The difference, Odom said, is aggression.
"They're the most physical team in our league," Odom said. "They make body contact. You catch the ball, and they've got a guy out there on you. You don't have time to catch and shoot. You won't see many people just come off screens and shoot the ball without making another move because they are quick to the catch."
The Bulldogs' mundane record, 11-7 overall and 2-3 in the SEC, and two-game losing streak are not the fault of their defense. Heading into today's 1 p.m. game against Kentucky, which will be televised by CBS, Georgia is fourth in the SEC in scoring defense, allowing 65.5 points per game.
In SEC games, the Bulldogs are second in points allowed, giving up an average of 66.
"Some teams control the game offensively. They control the game defensively," Odom said. "I think that's one of the hardest things to do, but (Felton) has gotten that done."
"Control" may be a strong word considering the way Georgia's season has gone, but today's game, at least, probably will be controlled on that end of the floor. The Wildcats (9-9, 3-2) are fifth in the SEC in scoring defense and ninth in scoring offense.
"Coach (Felton) has (the Bulldogs) playing exactly the way they need to have a chance to win every time," first-year Wildcats head coach Billy Gillispie said. "They are tough.

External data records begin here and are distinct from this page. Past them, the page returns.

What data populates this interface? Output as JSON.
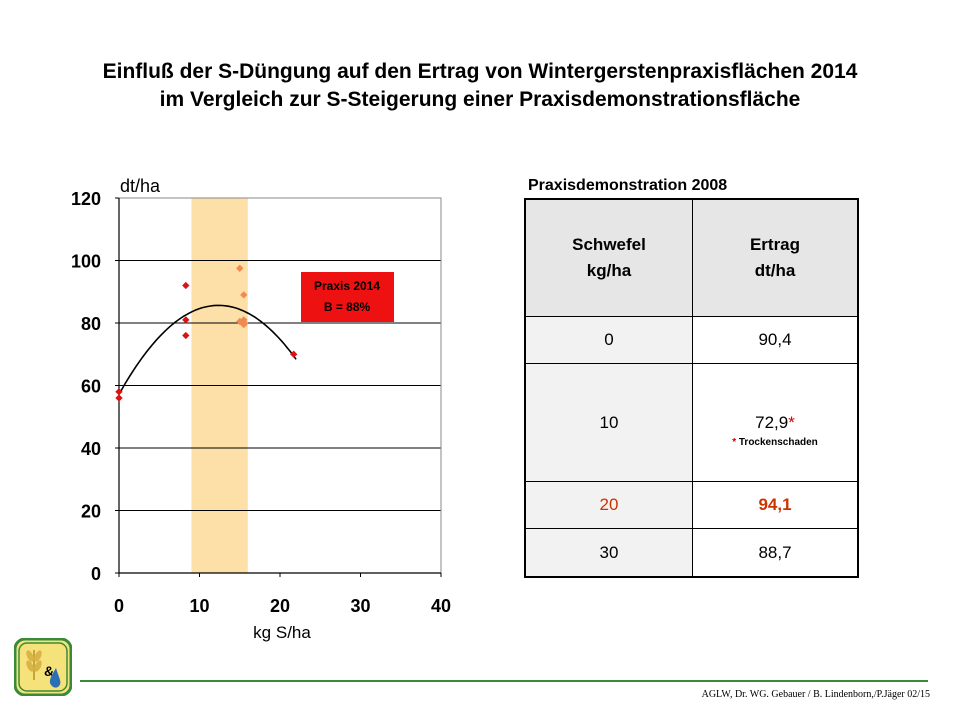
{
  "page": {
    "title_lines": [
      "Einfluß der S-Düngung auf den Ertrag von Wintergerstenpraxisflächen 2014",
      "im Vergleich zur S-Steigerung einer Praxisdemonstrationsfläche"
    ],
    "credit": "AGLW, Dr. WG. Gebauer / B. Lindenborn,/P.Jäger 02/15",
    "accent_green": "#3a8a3a"
  },
  "chart_data": {
    "type": "scatter",
    "xlabel": "kg S/ha",
    "ylabel": "dt/ha",
    "xlim": [
      0,
      40
    ],
    "ylim": [
      0,
      120
    ],
    "x_ticks": [
      0,
      10,
      20,
      30,
      40
    ],
    "y_ticks": [
      0,
      20,
      40,
      60,
      80,
      100,
      120
    ],
    "grid": "horizontal",
    "highlight_band": {
      "x": [
        9,
        16
      ],
      "color": "#fde0a8"
    },
    "annotation": {
      "lines": [
        "Praxis 2014",
        "B = 88%"
      ],
      "bg": "#ee1111"
    },
    "series": [
      {
        "color": "#dd1111",
        "points": [
          [
            0,
            58
          ],
          [
            0,
            56
          ],
          [
            8.3,
            92
          ],
          [
            8.3,
            81
          ],
          [
            8.3,
            76
          ],
          [
            21.7,
            70
          ]
        ]
      },
      {
        "color": "#f08a50",
        "points": [
          [
            15,
            97.5
          ],
          [
            15.5,
            89
          ],
          [
            15,
            80.5
          ],
          [
            15.5,
            81
          ],
          [
            15.6,
            80
          ],
          [
            15.5,
            79.5
          ]
        ]
      }
    ],
    "trendline": {
      "type": "polynomial",
      "x_range": [
        0,
        22
      ],
      "coefficients": [
        57.2,
        4.6,
        -0.186
      ],
      "color": "#000000"
    }
  },
  "table": {
    "caption": "Praxisdemonstration 2008",
    "header": [
      [
        "Schwefel",
        "kg/ha"
      ],
      [
        "Ertrag",
        "dt/ha"
      ]
    ],
    "rows": [
      {
        "s": "0",
        "e": "90,4"
      },
      {
        "s": "10",
        "e": "72,9",
        "e_mark": "*",
        "note_star": "*",
        "note": " Trockenschaden"
      },
      {
        "s": "20",
        "e": "94,1",
        "highlight": true
      },
      {
        "s": "30",
        "e": "88,7"
      }
    ]
  }
}
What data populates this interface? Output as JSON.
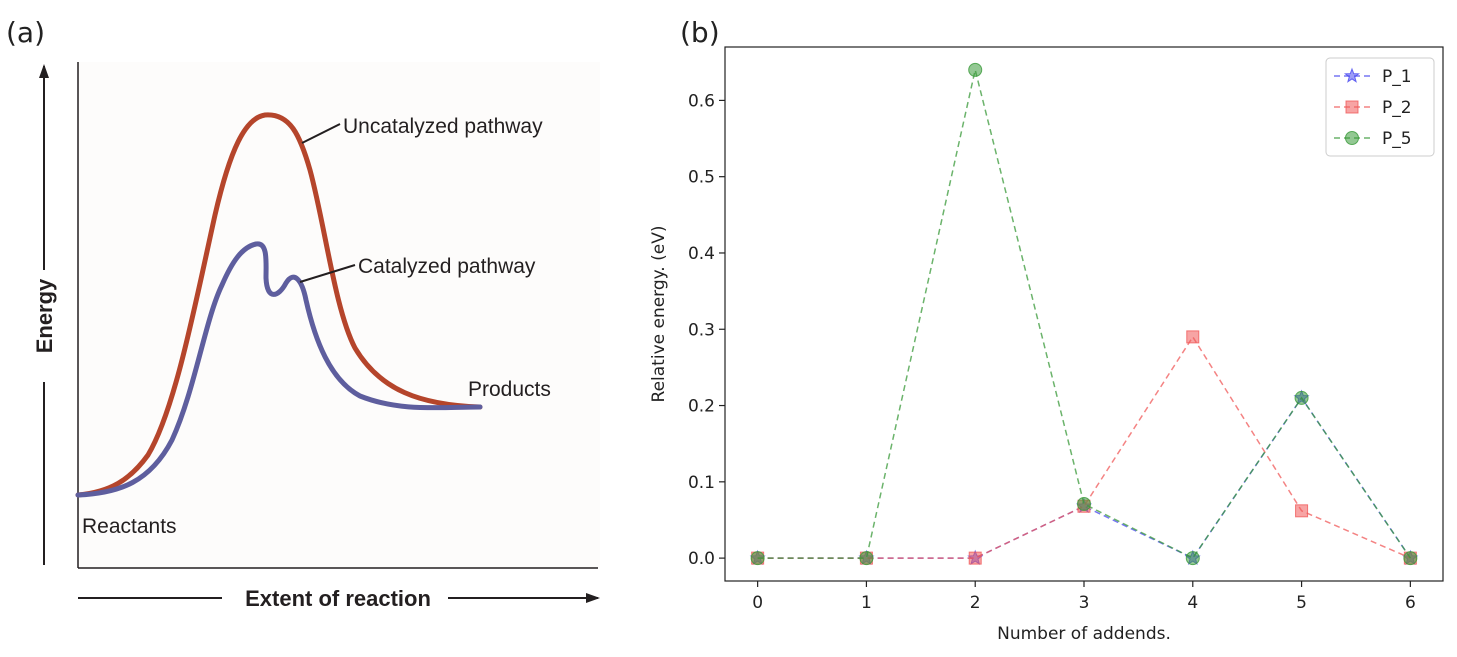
{
  "panel_a": {
    "tag": "(a)",
    "y_axis_label": "Energy",
    "x_axis_label": "Extent of reaction",
    "annotations": {
      "uncatalyzed": "Uncatalyzed pathway",
      "catalyzed": "Catalyzed pathway",
      "products": "Products",
      "reactants": "Reactants"
    },
    "colors": {
      "uncatalyzed": "#b5452b",
      "catalyzed": "#5e5e9e",
      "background": "#fdfcfb"
    }
  },
  "panel_b": {
    "tag": "(b)",
    "colors": {
      "P_1": "#4a4af0",
      "P_2": "#f05a5a",
      "P_5": "#3a9a3a"
    }
  },
  "chart_data": [
    {
      "type": "line",
      "title": "",
      "xlabel": "Extent of reaction",
      "ylabel": "Energy",
      "series": [
        {
          "name": "Uncatalyzed pathway"
        },
        {
          "name": "Catalyzed pathway"
        }
      ],
      "annotations": [
        "Uncatalyzed pathway",
        "Catalyzed pathway",
        "Products",
        "Reactants"
      ],
      "grid": false
    },
    {
      "type": "line",
      "title": "",
      "xlabel": "Number of addends.",
      "ylabel": "Relative energy. (eV)",
      "x": [
        0,
        1,
        2,
        3,
        4,
        5,
        6
      ],
      "xlim": [
        -0.3,
        6.3
      ],
      "ylim": [
        -0.03,
        0.67
      ],
      "xticks": [
        "0",
        "1",
        "2",
        "3",
        "4",
        "5",
        "6"
      ],
      "yticks": [
        "0.0",
        "0.1",
        "0.2",
        "0.3",
        "0.4",
        "0.5",
        "0.6"
      ],
      "grid": false,
      "legend": "top-right",
      "series": [
        {
          "name": "P_1",
          "marker": "star",
          "values": [
            0,
            0,
            0,
            0.068,
            0,
            0.21,
            0
          ]
        },
        {
          "name": "P_2",
          "marker": "square",
          "values": [
            0,
            0,
            0,
            0.068,
            0.29,
            0.062,
            0
          ]
        },
        {
          "name": "P_5",
          "marker": "circle",
          "values": [
            0,
            0,
            0.64,
            0.071,
            0,
            0.21,
            0
          ]
        }
      ]
    }
  ]
}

They're very defensive-minded."
The Bulldogs are 11th in the SEC in scoring offense, averaging 69.5 points per game, which strips Felton of a lot of the good feeling he might have about his team's defense.
"We want to be in control of all aspects of the game, offense and defense and everything in between," he said. "All parts of the game are really important to us. We start with emphasizing defense because to win consistently and win big games and win championships, you have to be really good defensively. That is pretty much true at all levels."
Defense also builds team unity, Felton said, because it emphasizes teamwork and selflessness.
"We take pride in wanting to be very, very tough defensively, night in and night out and year in and year out," he said, "but we don't do it in neglect of every other part of the game."